Putin starts own ratings agency as fleeing US firms leave void
Published 20/03/2016 | 02:30
Vladimir Putin's homegrown credit-ratings firm is up and running - and foreign competitors are already feeling the heat.
In the past three weeks, Moody's Investors Service and Fitch Ratings have said they plan to stop issuing local ratings rather than agree to having their Moscow branches regulated by the Russian government at the cost of breaking international sanctions.
As the New York-based firms scale back, the venture known as ACRA is poised to fill the void when it starts publishing opinions in the second half.
Russia is squeezing the business of foreign-ratings assessors since downgrades it condemned as politically motivated last year pushed the sovereign below investment grade for the first time in more than a decade. The finance ministry and central bank plan to use ACRA to replace the so-called big three as their yardstick to measure credit quality of investments.
"Cutting off international agencies from national ratings, the state is protecting the local provider," said Ivan Guminov, chief fund manager at Ronin Trust in Moscow. "Until this moment all important ratings were provided by the big three and a new local player would have had a hard time to conquer a share on this market if it had to compete with them. "
Moody's last week announced it would close its joint venture in Moscow of 12 years, and on Friday it withdrew Russia national scale ratings.
On February 29, Fitch said it will probably stop issuing local ratings on Russian companies, the same day that ACRA (which stands for Analytical Credit Rating Agency) applied for a licence to operate in Russia. Standard & Poor's said it is in talks with the central bank about how to maintain a domestic presence under the new rules.
The Bank of Russia announced plans to start a company immune to "geopolitical risks" in July after S&P and Moody's cut Russia's rating to junk because of the economic impact of sanctions imposed over Ukraine.
On March 4, Moody's said it may downgrade Russia's Ba1 rating further because of the oil shock. The central bank will stop using S&P, Moody's and Fitch in its decision-making, according to Elena Chaikovskaya, head of financial markets development. ACRA is so far the only agency which asked for accreditation under new rules, she said on Monday.

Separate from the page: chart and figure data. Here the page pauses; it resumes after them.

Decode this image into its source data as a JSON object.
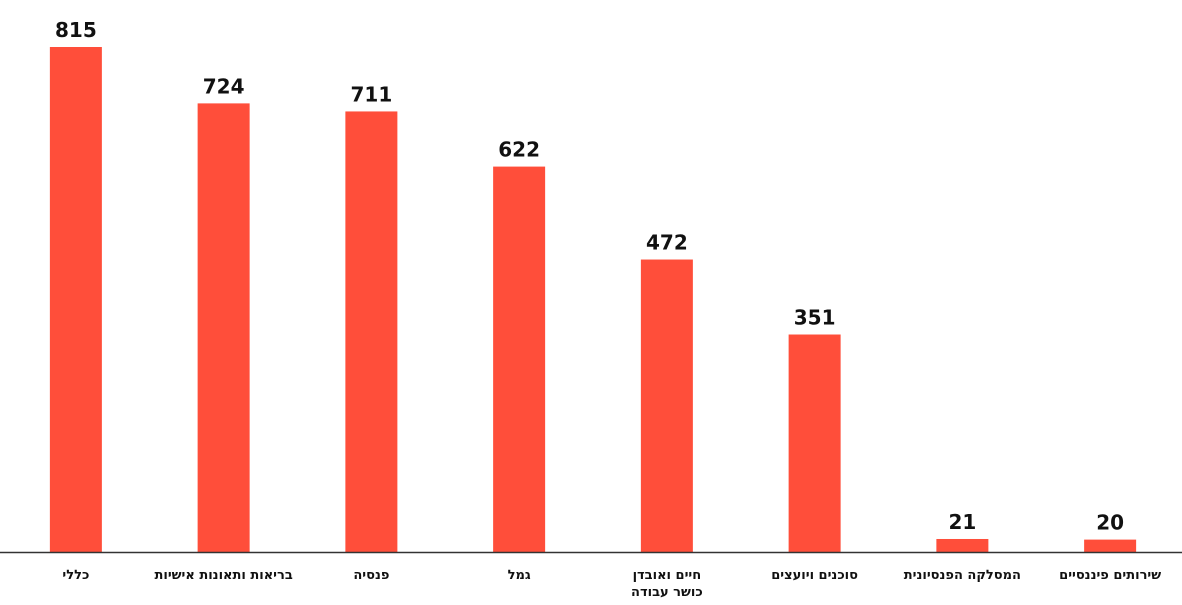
{
  "chart_data": {
    "type": "bar",
    "categories": [
      [
        "כללי"
      ],
      [
        "בריאות ותאונות אישיות"
      ],
      [
        "פנסיה"
      ],
      [
        "גמל"
      ],
      [
        "חיים ואובדן",
        "כושר עבודה"
      ],
      [
        "סוכנים ויועצים"
      ],
      [
        "המסלקה הפנסיונית"
      ],
      [
        "שירותים פיננסיים"
      ]
    ],
    "values": [
      815,
      724,
      711,
      622,
      472,
      351,
      21,
      20
    ],
    "value_labels": [
      "815",
      "724",
      "711",
      "622",
      "472",
      "351",
      "21",
      "20"
    ],
    "title": "",
    "xlabel": "",
    "ylabel": "",
    "ylim": [
      0,
      815
    ],
    "grid": false,
    "legend": "none",
    "colors": {
      "bar": "#FF4E3A",
      "axis": "#333333",
      "text": "#111111"
    }
  }
}
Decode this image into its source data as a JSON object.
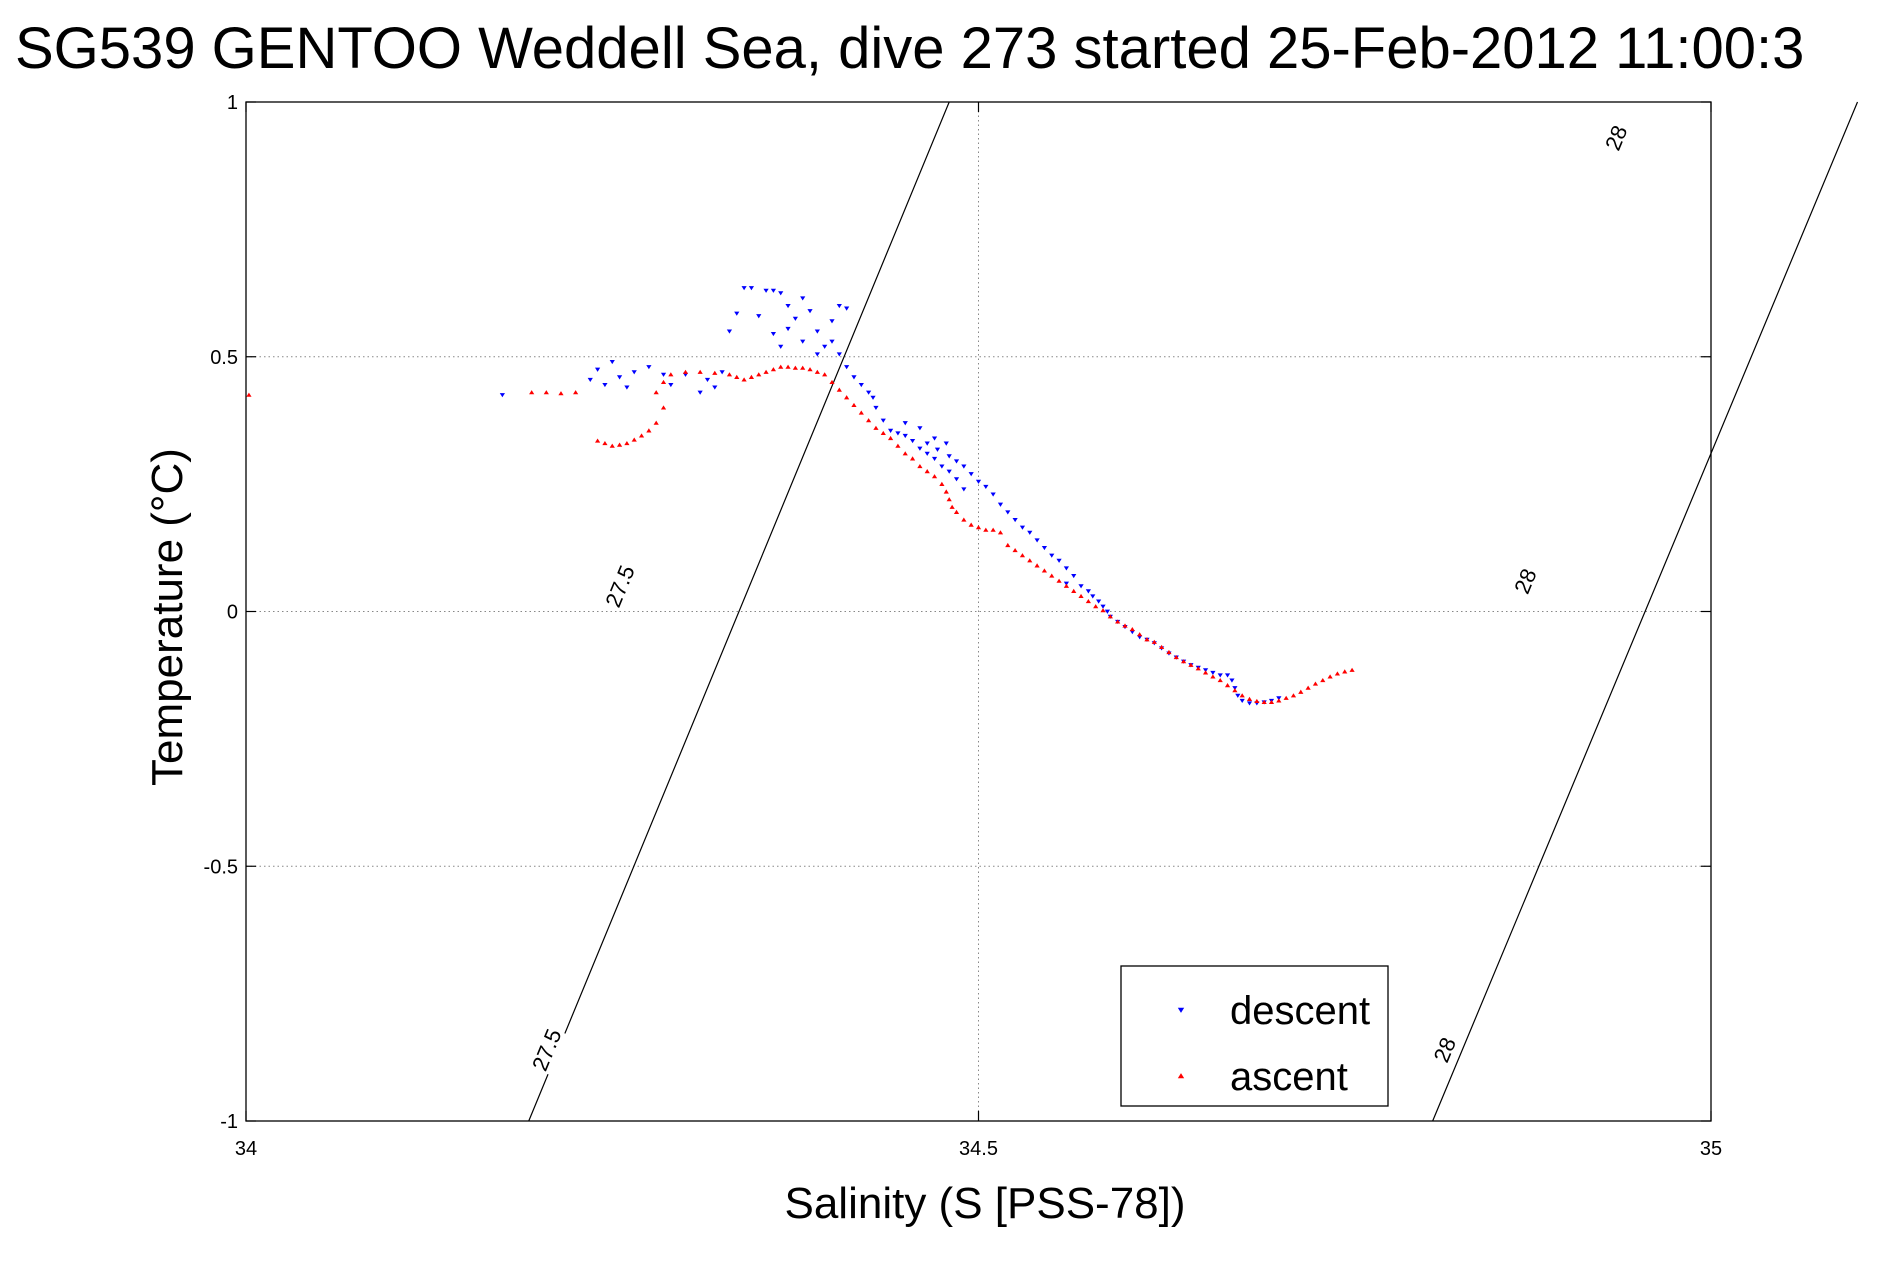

In the weeks that followed Putin's annexation of Crimea two years ago, oligarchs associated with the president faced US penalties. That prompted foreign ratings firms to withdraw coverage on banks the businessmen controlled, leaving the finance ministry with no way to assess how safe its deposits were.
"It happened that we didn't have any idea of those banks' credit quality," Deputy Finance Minister Alexey Moiseev said last month, explaining why Russia needs an alternative to the big three firms. Credit assessments from international firms have long been used by private investors in Russia to manage risk and by the Bank of Russia to regulate the financial industry.
Other local investors will also see it as a positive, said Suki Mann, a former head of European credit strategy at UBS Group AG.
"It can provide transparency and ultimately it will help investors with their own decision-making processes," said Mann. ACRA's board is headed by an American, Karl Johansson, who advised the Russian government while at Ernst & Young in Moscow. Ekaterina Trofimova, a former banking analyst for Russia and former Soviet states at S&P, will run the new venture. Some 27 shareholders, including Sberbank, Raiffeisenbank and Severstal PAO among others, will each have 3.7pc of 3bn rubles (€40m) of the authorised capital.
ACRA won't have a political agenda and its 23 analysts have "very deep knowledge of Russian industries," Johansson said. Outside investors are more likely to see the venture as an attempt by Russia to hit back at the West, said London-based money manager Paul McNamara, who helps oversee €4bn of assets at GAM UK, who said he will disregard the research.
"Any Russian agency would undoubtedly be regarded as being in the pocket of the Kremlin," McNamara said. The move is a "standard response to being downgraded. Nobody in the market cares."